Abstract:
The reconstruction of news flows in early modern Europe is a research topic spanning across media, time and space. Quantitative methods can help with semi-automatic techniques applied to the massive study of intertextuality.
Sharing Brendan Dooley's idea that “the first step in tracing news flows is to compare typical texts”, we are developing algorithms to automatically find textual borrowings to reconstruct these flows. Our corpus is made of both handwritten and printed newsletters, which allows us to specifically study inter and intra medium interactions. Texts are all in Italian, yet the language is not standardised and varies greatly across different sources. We thus need to approach comparisons with fuzzy language-independent methods, in fact relevant for early modern texts in general.
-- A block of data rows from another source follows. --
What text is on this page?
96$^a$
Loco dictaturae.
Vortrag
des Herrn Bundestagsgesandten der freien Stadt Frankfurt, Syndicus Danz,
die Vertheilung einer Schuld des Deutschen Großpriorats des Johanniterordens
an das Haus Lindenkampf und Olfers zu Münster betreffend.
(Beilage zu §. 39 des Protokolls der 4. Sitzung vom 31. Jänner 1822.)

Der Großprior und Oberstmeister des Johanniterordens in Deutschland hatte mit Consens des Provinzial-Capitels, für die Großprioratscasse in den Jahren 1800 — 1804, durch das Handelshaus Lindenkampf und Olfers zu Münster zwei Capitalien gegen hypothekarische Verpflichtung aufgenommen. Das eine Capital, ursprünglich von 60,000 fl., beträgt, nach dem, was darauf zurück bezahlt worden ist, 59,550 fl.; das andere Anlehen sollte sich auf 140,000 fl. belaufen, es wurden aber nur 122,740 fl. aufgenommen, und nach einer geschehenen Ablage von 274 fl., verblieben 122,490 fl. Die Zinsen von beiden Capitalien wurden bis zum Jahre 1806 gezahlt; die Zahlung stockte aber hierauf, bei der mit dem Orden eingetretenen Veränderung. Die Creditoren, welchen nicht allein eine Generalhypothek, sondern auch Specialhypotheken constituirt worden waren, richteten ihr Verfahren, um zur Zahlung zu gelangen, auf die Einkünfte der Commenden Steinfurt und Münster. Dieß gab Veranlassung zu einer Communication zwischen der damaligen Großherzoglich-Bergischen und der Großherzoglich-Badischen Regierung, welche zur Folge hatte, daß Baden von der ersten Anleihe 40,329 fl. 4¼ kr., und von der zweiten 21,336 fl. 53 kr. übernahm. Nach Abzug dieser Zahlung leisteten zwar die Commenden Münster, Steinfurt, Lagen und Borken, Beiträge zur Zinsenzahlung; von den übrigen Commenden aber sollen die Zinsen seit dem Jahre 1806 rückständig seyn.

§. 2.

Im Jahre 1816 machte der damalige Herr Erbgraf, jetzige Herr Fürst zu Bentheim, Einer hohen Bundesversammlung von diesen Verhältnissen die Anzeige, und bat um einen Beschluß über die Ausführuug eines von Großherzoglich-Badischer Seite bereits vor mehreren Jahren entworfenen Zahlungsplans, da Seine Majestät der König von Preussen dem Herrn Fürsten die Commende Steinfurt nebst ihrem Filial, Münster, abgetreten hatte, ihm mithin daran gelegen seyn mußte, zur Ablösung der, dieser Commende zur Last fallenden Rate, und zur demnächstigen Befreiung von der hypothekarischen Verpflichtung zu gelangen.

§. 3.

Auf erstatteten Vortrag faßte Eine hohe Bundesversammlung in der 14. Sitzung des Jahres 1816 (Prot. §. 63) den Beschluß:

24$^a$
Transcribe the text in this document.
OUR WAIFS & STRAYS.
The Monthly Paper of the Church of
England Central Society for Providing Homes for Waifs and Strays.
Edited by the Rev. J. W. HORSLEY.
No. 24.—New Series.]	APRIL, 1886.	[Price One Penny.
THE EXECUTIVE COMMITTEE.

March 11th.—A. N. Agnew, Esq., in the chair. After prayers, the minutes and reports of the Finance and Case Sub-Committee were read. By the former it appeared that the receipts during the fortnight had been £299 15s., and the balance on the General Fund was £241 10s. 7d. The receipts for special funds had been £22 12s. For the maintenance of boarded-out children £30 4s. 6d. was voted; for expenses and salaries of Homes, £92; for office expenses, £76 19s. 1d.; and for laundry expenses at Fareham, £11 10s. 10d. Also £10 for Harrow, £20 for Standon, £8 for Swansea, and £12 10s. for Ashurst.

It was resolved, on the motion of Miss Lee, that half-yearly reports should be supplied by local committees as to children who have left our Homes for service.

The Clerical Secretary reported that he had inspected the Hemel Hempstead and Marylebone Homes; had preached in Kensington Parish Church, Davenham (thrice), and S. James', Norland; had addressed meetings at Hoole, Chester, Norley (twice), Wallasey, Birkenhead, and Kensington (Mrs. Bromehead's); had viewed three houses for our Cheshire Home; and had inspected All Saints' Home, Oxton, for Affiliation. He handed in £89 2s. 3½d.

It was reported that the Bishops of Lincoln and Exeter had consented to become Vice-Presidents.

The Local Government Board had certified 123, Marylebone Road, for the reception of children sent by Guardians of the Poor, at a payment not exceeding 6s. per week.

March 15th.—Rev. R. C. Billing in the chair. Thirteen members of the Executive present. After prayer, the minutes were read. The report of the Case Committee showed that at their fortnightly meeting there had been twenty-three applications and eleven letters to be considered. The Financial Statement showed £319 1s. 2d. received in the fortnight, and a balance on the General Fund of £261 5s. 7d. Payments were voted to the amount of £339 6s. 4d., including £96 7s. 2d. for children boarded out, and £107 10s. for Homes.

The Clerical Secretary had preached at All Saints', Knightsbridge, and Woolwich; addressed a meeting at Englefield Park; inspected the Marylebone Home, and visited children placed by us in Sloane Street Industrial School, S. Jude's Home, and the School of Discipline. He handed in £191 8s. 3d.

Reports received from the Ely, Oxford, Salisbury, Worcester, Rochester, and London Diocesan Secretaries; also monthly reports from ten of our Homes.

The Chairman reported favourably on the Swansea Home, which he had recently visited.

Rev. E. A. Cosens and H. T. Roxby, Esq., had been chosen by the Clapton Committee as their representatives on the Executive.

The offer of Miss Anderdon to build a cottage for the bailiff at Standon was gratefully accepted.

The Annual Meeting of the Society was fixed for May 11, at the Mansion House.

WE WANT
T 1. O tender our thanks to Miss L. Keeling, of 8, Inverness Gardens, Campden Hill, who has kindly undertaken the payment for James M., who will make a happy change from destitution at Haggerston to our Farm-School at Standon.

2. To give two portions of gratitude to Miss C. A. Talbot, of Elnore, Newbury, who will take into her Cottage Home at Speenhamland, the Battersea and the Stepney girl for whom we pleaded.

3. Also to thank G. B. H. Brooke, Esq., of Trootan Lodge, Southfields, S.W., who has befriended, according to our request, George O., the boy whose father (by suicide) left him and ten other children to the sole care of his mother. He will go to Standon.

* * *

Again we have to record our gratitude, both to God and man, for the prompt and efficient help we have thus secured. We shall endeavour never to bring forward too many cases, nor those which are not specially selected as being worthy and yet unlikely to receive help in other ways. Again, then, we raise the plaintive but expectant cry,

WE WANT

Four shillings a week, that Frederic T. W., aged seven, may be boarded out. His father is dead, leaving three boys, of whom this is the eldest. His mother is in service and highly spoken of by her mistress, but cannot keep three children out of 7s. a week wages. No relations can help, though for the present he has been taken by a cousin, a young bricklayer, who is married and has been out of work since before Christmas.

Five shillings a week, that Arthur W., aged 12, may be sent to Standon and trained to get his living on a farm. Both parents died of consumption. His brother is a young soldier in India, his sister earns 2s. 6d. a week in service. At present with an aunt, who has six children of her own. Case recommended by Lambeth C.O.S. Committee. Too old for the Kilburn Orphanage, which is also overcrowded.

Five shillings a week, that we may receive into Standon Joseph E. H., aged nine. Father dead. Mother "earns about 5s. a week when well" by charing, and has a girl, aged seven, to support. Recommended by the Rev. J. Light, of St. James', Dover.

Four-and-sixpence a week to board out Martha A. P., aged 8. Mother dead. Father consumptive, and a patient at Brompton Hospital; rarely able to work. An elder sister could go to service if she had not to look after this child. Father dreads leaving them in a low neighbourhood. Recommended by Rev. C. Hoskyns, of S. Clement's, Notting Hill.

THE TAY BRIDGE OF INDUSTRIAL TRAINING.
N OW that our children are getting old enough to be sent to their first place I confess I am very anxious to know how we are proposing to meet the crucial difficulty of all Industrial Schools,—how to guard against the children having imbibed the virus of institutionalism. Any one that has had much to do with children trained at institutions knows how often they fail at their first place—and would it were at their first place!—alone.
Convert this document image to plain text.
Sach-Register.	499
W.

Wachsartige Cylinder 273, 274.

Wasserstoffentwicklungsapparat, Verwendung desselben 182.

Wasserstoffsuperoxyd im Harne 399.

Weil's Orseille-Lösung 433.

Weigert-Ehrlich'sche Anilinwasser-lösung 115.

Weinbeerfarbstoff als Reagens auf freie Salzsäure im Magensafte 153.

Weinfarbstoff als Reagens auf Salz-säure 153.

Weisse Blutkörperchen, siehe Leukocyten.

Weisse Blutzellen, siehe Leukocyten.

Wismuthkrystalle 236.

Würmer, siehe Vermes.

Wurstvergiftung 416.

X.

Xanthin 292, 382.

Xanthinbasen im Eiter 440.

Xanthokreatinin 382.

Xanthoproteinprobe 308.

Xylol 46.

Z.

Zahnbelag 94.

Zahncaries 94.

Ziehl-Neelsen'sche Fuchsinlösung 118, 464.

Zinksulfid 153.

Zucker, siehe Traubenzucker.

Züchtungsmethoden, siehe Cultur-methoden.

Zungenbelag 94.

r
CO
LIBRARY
Our techniques are mixed and tailored for each medium type: OCRed texts extracted from printed sources are compared to manually constructed graphs of keywords from handwritten sources. We use a multi layer graph representation, which keeps track of named entities, quantities and other meaningful informations, linking them according to agentivity or specification, aiming at reconstructing the signature of each news. Different representations are then compared with ad hoc techniques, among which we profitably use vector and matrix similarity, string kernels originally developed for protein classification, and more traditional n-gram methods.
The research is mostly experimental and methodological, with a view on the potential reuse and expansion of the methods developed.